Along the canals on the old trunk road, you can also see this beautiful water lilies. But do not pluck them and they are cultivated by the local villagers. The lotus seeds are eaten and lotus shoots is a Chinese soup delicacy. Of course, there are many water lilies species of different colors and sizes, red, pink, yellow, white, lilac, blue.
The British legacy left behind an excellent school system. King Edward VII, as well as St. George's and Convent School, are many of the old schools that are still running today.
English used to the medium of instruction but now replaced by Malay (Bahasa Malaysia) while English language as a subject is maintained. In recent years, the teaching of mathematics and science has been reverted back to the use of English as the medium of instruction throughout Malaysia.
"SK" mean "Sekolah Kebangsaan" or "National School". "SKM" means "Sekolah Kebangsaan Menengah" or "National Secondary School" while "SKR" means "Sekolah Kebangsaan Rendah" or "National Primary School".
Malaysia school system has 6 years of primary education for children starting at seven years old. Secondary School has Forms 1 to 5 with optional Forms 6 Lower and 6 Upper. Many students go to college or university directly or after matriculation classes in higher education locally or to Australia, New Zealand, UK, Ireland, United States and other countries.
While the Chinese were major group of immigrants to Taiping for the tin mining, many Indians were recruited by the British to plant the rubber trees, construct railway lines, roads and buildings as well as serving as clerical administrative staff.
Many may think that that all from the Indian subcontinent are homogenous group - they are not.

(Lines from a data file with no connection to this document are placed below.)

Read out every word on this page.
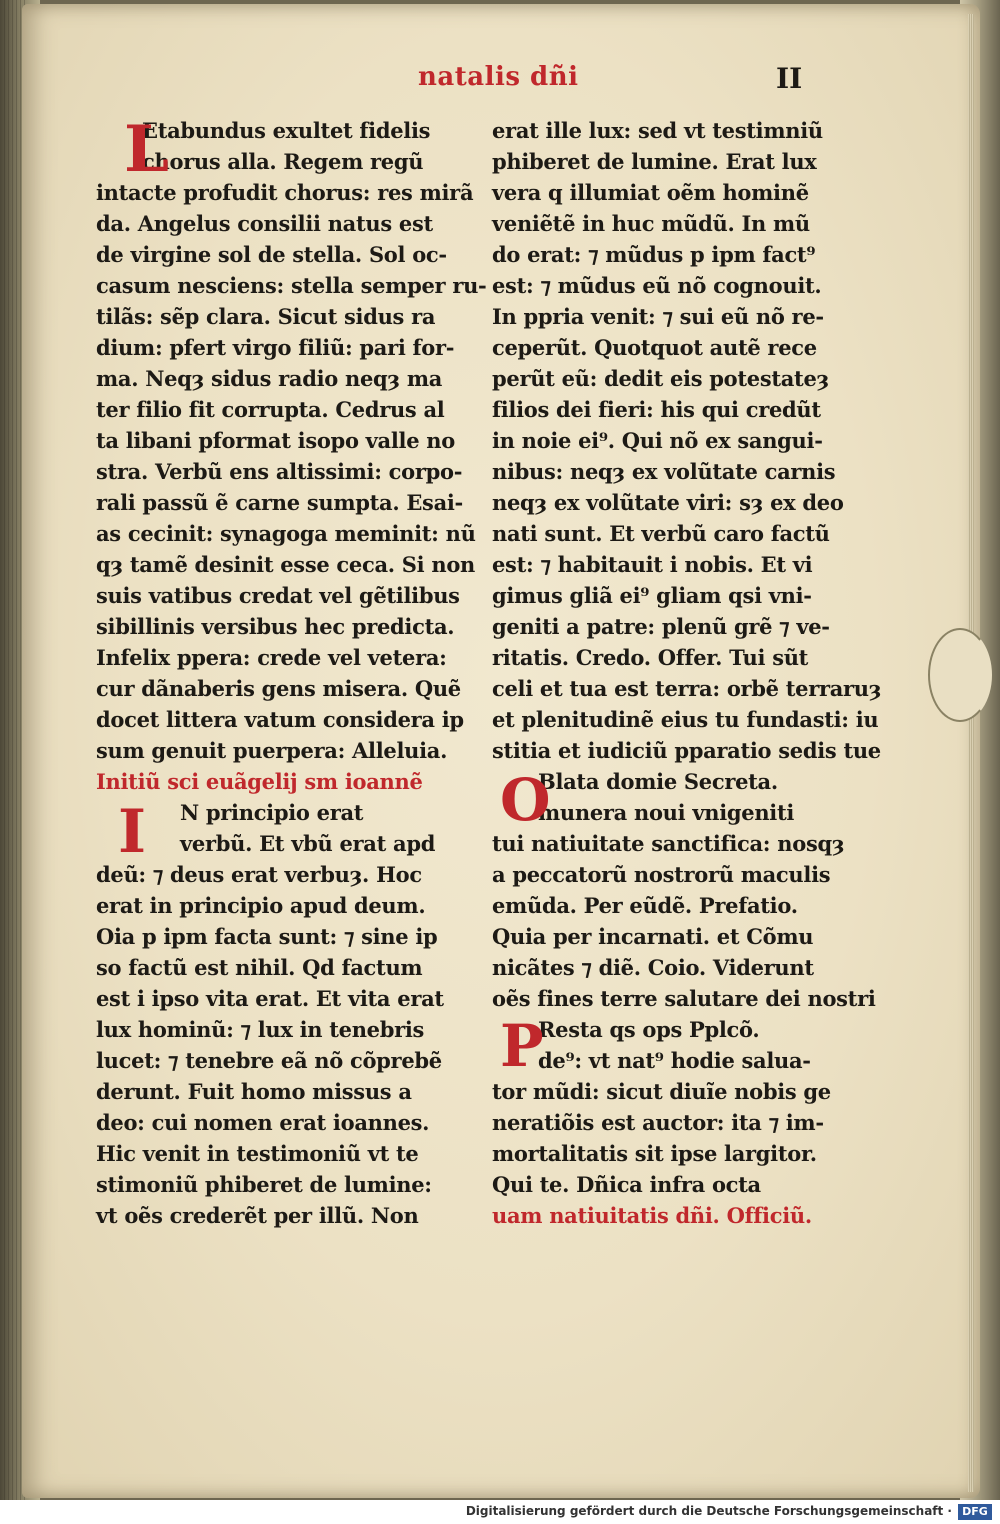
natalis dñi	II
L
I
Etabundus exultet fidelis
chorus alla. Regem regũ
intacte profudit chorus: res mirã
da. Angelus consilii natus est
de virgine sol de stella. Sol oc-
casum nesciens: stella semper ru-
tilãs: sẽp clara. Sicut sidus ra
dium: pfert virgo filiũ: pari for-
ma. Neqȝ sidus radio neqȝ ma
ter filio fit corrupta. Cedrus al
ta libani pformat isopo valle no
stra. Verbũ ens altissimi: corpo-
rali passũ ẽ carne sumpta. Esai-
as cecinit: synagoga meminit: nũ
qȝ tamẽ desinit esse ceca. Si non
suis vatibus credat vel gẽtilibus
sibillinis versibus hec predicta.
Infelix ppera: crede vel vetera:
cur dãnaberis gens misera. Quẽ
docet littera vatum considera ip
sum genuit puerpera: Alleluia.
Initiũ sci euãgelij sm ioannẽ
N principio erat
verbũ. Et vbũ erat apd
deũ: ⁊ deus erat verbuȝ. Hoc
erat in principio apud deum.
Oia p ipm facta sunt: ⁊ sine ip
so factũ est nihil. Qd factum
est i ipso vita erat. Et vita erat
lux hominũ: ⁊ lux in tenebris
lucet: ⁊ tenebre eã nõ cõprebẽ
derunt. Fuit homo missus a
deo: cui nomen erat ioannes.
Hic venit in testimoniũ vt te
stimoniũ phiberet de lumine:
vt oẽs crederẽt per illũ. Non
O
P
erat ille lux: sed vt testimniũ
phiberet de lumine. Erat lux
vera q illumiat oẽm hominẽ
veniẽtẽ in huc mũdũ. In mũ
do erat: ⁊ mũdus p ipm fact⁹
est: ⁊ mũdus eũ nõ cognouit.
In ppria venit: ⁊ sui eũ nõ re-
ceperũt. Quotquot autẽ rece
perũt eũ: dedit eis potestateȝ
filios dei fieri: his qui credũt
in noie ei⁹. Qui nõ ex sangui-
nibus: neqȝ ex volũtate carnis
neqȝ ex volũtate viri: sȝ ex deo
nati sunt. Et verbũ caro factũ
est: ⁊ habitauit i nobis. Et vi
gimus gliã ei⁹ gliam qsi vni-
geniti a patre: plenũ grẽ ⁊ ve-
ritatis. Credo. Offer. Tui sũt
celi et tua est terra: orbẽ terraruȝ
et plenitudinẽ eius tu fundasti: iu
stitia et iudiciũ pparatio sedis tue
Blata domie Secreta.
munera noui vnigeniti
tui natiuitate sanctifica: nosqȝ
a peccatorũ nostrorũ maculis
emũda. Per eũdẽ. Prefatio.
Quia per incarnati. et Cõmu
nicãtes ⁊ diẽ. Coio. Viderunt
oẽs fines terre salutare dei nostri
Resta qs ops Pplcõ.
de⁹: vt nat⁹ hodie salua-
tor mũdi: sicut diuĩe nobis ge
neratiõis est auctor: ita ⁊ im-
mortalitatis sit ipse largitor.
Qui te. Dñica infra octa
uam natiuitatis dñi. Officiũ.
Digitalisierung gefördert durch die Deutsche Forschungsgemeinschaft · DFG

There are Tamils, Gujeratics, Punjabis, Bengalis and Ceylonese.
Ceylonese (Sri Lanka) are quite a close knit group and form associations throughout Malaya (Peninsular Malaysia). There are Ceylonese of Christians, Buddhist and Hindu as well as Muslim background.
In Taiping, you can see many large buildings of Chinese clan and association buildings for the "sinkeh" or new comers who came from Southern China to open the tin mines or run coffee shops or sundry shops to cater for the tin miners.
Seldom you will see the "Peranakan" or "Baba Nonya" or early "Straits Settlements" style buildings commonly found in the older Chinese settlements of Penang, Melaka and Singapore.
So quite a surprise to see this beautifully restored Peranakan style building in Taiping. Taiping is historic and full of surprises.
When you walkabout Taiping, you will come across many old streets that have been unchanged with trees still lining the middle of the road to provide shade from the tropical heat.
There are many popular local coffee shops in many of these old streets where you can have white coffee, hot or iced, and sample local noodles or spring rolls called "popiahs".
You may wander into an old watch repair shop or one of the new "2 Ringgit Only" stores.
In most towns, you will see old colonial Chinese businessmen mansions turned into open air restaurants with food stalls.
Here in Taiping, this Malay style mansion caught my eye. At night, it is turned into an open air restaurant selling Malay food stalls. During day, it is quiet.